Tipps

  • Bequem und zuverlässig. Indexanlagen eignen sich für Sie, wenn Sie eine bequeme und zuverlässige Geldanlage suchen. Indexprodukte schneiden in der Regel nicht schlechter ab als der Markt, auf den sie sich beziehen. Eine regelmäßige Kontrolle ist deshalb unnötig. Sie schneiden aber auch nie besser ab als der Markt, das ist der Nachteil gegenüber Fonds, deren Manager eine aktive Anlagestrategie verfolgen.
  • Indexauswahl. Als Basis eignen sich vor allem Welt- und Europafonds. Nehmen sie einen guten Index. Für den Weltaktienmarkt empfiehlt sich der MSCI Welt und für Europa der DJ Stoxx 600 und der MSCI Europa.
  • Depotanteil. Selbst risikofreudige Anleger sollten nicht mehr als 5 bis 10 Prozent ihres Depotkapitals für Zertifikate oder Fonds auf Emerging-Markets-Indizes einsetzen.
  • Alternative. Wenn Sie langfristig in exotische Märkte investieren wollen, sollten Sie sich Aktienfonds Schwellenländer mit globaler Ausrichtung ansehen.

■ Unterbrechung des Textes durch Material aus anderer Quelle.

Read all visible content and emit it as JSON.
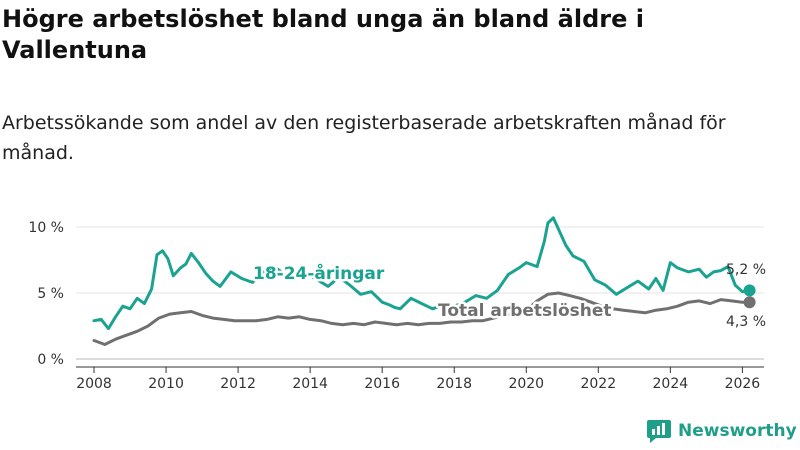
{
  "title": "Högre arbetslöshet bland unga än bland äldre i Vallentuna",
  "subtitle": "Arbetssökande som andel av den registerbaserade arbetskraften månad för månad.",
  "brand": {
    "name": "Newsworthy"
  },
  "colors": {
    "youth": "#1aa391",
    "total": "#707070",
    "axis": "#333333",
    "grid": "#e3e3e3"
  },
  "chart_data": {
    "type": "line",
    "title": "Högre arbetslöshet bland unga än bland äldre i Vallentuna",
    "xlabel": "",
    "ylabel": "",
    "xlim": [
      2007.5,
      2026.6
    ],
    "ylim": [
      0,
      10
    ],
    "y_ticks": [
      0,
      5,
      10
    ],
    "y_tick_labels": [
      "0 %",
      "5 %",
      "10 %"
    ],
    "x_ticks": [
      2008,
      2010,
      2012,
      2014,
      2016,
      2018,
      2020,
      2022,
      2024,
      2026
    ],
    "x_tick_labels": [
      "2008",
      "2010",
      "2012",
      "2014",
      "2016",
      "2018",
      "2020",
      "2022",
      "2024",
      "2026"
    ],
    "grid": true,
    "series": [
      {
        "name": "18-24-åringar",
        "label": "18-24-åringar",
        "color": "#1aa391",
        "end_label": "5,2 %",
        "x": [
          2008.0,
          2008.2,
          2008.4,
          2008.6,
          2008.8,
          2009.0,
          2009.2,
          2009.4,
          2009.6,
          2009.75,
          2009.9,
          2010.05,
          2010.2,
          2010.4,
          2010.55,
          2010.7,
          2010.9,
          2011.1,
          2011.3,
          2011.5,
          2011.8,
          2012.1,
          2012.4,
          2012.7,
          2013.0,
          2013.3,
          2013.6,
          2013.9,
          2014.2,
          2014.5,
          2014.8,
          2015.1,
          2015.4,
          2015.7,
          2016.0,
          2016.2,
          2016.35,
          2016.5,
          2016.8,
          2017.1,
          2017.4,
          2017.7,
          2018.0,
          2018.3,
          2018.6,
          2018.9,
          2019.2,
          2019.5,
          2019.8,
          2020.0,
          2020.3,
          2020.5,
          2020.6,
          2020.75,
          2020.9,
          2021.1,
          2021.3,
          2021.6,
          2021.9,
          2022.2,
          2022.5,
          2022.8,
          2023.1,
          2023.4,
          2023.6,
          2023.8,
          2024.0,
          2024.2,
          2024.5,
          2024.8,
          2025.0,
          2025.2,
          2025.4,
          2025.6,
          2025.8,
          2026.0,
          2026.2
        ],
        "values": [
          2.9,
          3.0,
          2.3,
          3.2,
          4.0,
          3.8,
          4.6,
          4.2,
          5.3,
          7.9,
          8.2,
          7.6,
          6.3,
          6.9,
          7.2,
          8.0,
          7.3,
          6.5,
          5.9,
          5.5,
          6.6,
          6.1,
          5.8,
          6.6,
          7.0,
          6.4,
          6.3,
          6.5,
          6.0,
          5.5,
          6.2,
          5.6,
          4.9,
          5.1,
          4.3,
          4.1,
          3.9,
          3.8,
          4.6,
          4.2,
          3.8,
          4.1,
          4.0,
          4.3,
          4.8,
          4.6,
          5.2,
          6.4,
          6.9,
          7.3,
          7.0,
          8.9,
          10.3,
          10.7,
          9.8,
          8.6,
          7.8,
          7.4,
          6.0,
          5.6,
          4.9,
          5.4,
          5.9,
          5.3,
          6.1,
          5.2,
          7.3,
          6.9,
          6.6,
          6.8,
          6.2,
          6.6,
          6.7,
          7.0,
          5.6,
          5.1,
          5.2
        ]
      },
      {
        "name": "Total arbetslöshet",
        "label": "Total arbetslöshet",
        "color": "#707070",
        "end_label": "4,3 %",
        "x": [
          2008.0,
          2008.3,
          2008.6,
          2008.9,
          2009.2,
          2009.5,
          2009.8,
          2010.1,
          2010.4,
          2010.7,
          2011.0,
          2011.3,
          2011.6,
          2011.9,
          2012.2,
          2012.5,
          2012.8,
          2013.1,
          2013.4,
          2013.7,
          2014.0,
          2014.3,
          2014.6,
          2014.9,
          2015.2,
          2015.5,
          2015.8,
          2016.1,
          2016.4,
          2016.7,
          2017.0,
          2017.3,
          2017.6,
          2017.9,
          2018.2,
          2018.5,
          2018.8,
          2019.1,
          2019.4,
          2019.7,
          2020.0,
          2020.3,
          2020.6,
          2020.9,
          2021.2,
          2021.5,
          2021.8,
          2022.1,
          2022.4,
          2022.7,
          2023.0,
          2023.3,
          2023.6,
          2023.9,
          2024.2,
          2024.5,
          2024.8,
          2025.1,
          2025.4,
          2025.7,
          2026.0,
          2026.2
        ],
        "values": [
          1.4,
          1.1,
          1.5,
          1.8,
          2.1,
          2.5,
          3.1,
          3.4,
          3.5,
          3.6,
          3.3,
          3.1,
          3.0,
          2.9,
          2.9,
          2.9,
          3.0,
          3.2,
          3.1,
          3.2,
          3.0,
          2.9,
          2.7,
          2.6,
          2.7,
          2.6,
          2.8,
          2.7,
          2.6,
          2.7,
          2.6,
          2.7,
          2.7,
          2.8,
          2.8,
          2.9,
          2.9,
          3.1,
          3.3,
          3.5,
          3.7,
          4.4,
          4.9,
          5.0,
          4.8,
          4.6,
          4.3,
          4.0,
          3.8,
          3.7,
          3.6,
          3.5,
          3.7,
          3.8,
          4.0,
          4.3,
          4.4,
          4.2,
          4.5,
          4.4,
          4.3,
          4.3
        ]
      }
    ]
  }
}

Zertifikate auf einen Blick

  • Indexzertifikate: Mit diesen Papieren können Sie direkt an der Wertentwicklung von Aktien-, Renten-, Rohstoff- oder von anderen Indizes teilhaben.
  • Basketzertifikate: Anleger beteiligen sich an einem vom Emittenten zusammengestellten Wertpapierkorb, der zum Beispiel Aktien zu einem bestimmten Thema (Umwelt, Lifestyle), aus einer bestimmten Branche oder Region enthält.
  • Garantiezertifikate: Sie erhalten am Ende der Laufzeit einen vorher festgelegten Mindestpreis zurück – egal, wie sich der Basiswert des Zertifikats entwickelt hat. So sind Sie vor dem ­Risiko, das Sie zum Beispiel mit einer direkten Aktienanlage eingehen, geschützt. Allerdings verzichten Sie im Gegenzug auf die vollen Renditechancen des Basiswerts. Faustregel: Je besser die Garantie, desto geringer ist die Gewinnchance.
  • Discountzertifikate: Das Zertifikat sichert Ihnen das Recht, eine Aktie zu einem unter dem aktuellen Kurs liegenden Preis zu kaufen. Im Gegenzug verzichten Sie neben der Dividende auf die Chance eines Kursanstiegs über eine festgelegte Obergrenze (Cap) hinaus.
  • Hebelzertifikate: Diese Zertifikate eignen sich nur für risikofreudige Anleger und in sehr sparsamer Dosierung. Anleger können damit die Renditen des Basiswerts um einen frei wählbaren Faktor (Hebel) steigern. Allerdings wirkt der Hebel ebenso bei Verlusten des Basiswerts.
  • Außer den genannten gibt es eine Reihe weiterer Zertifikatetypen, unter anderem Bonus- und Expresszertifikate.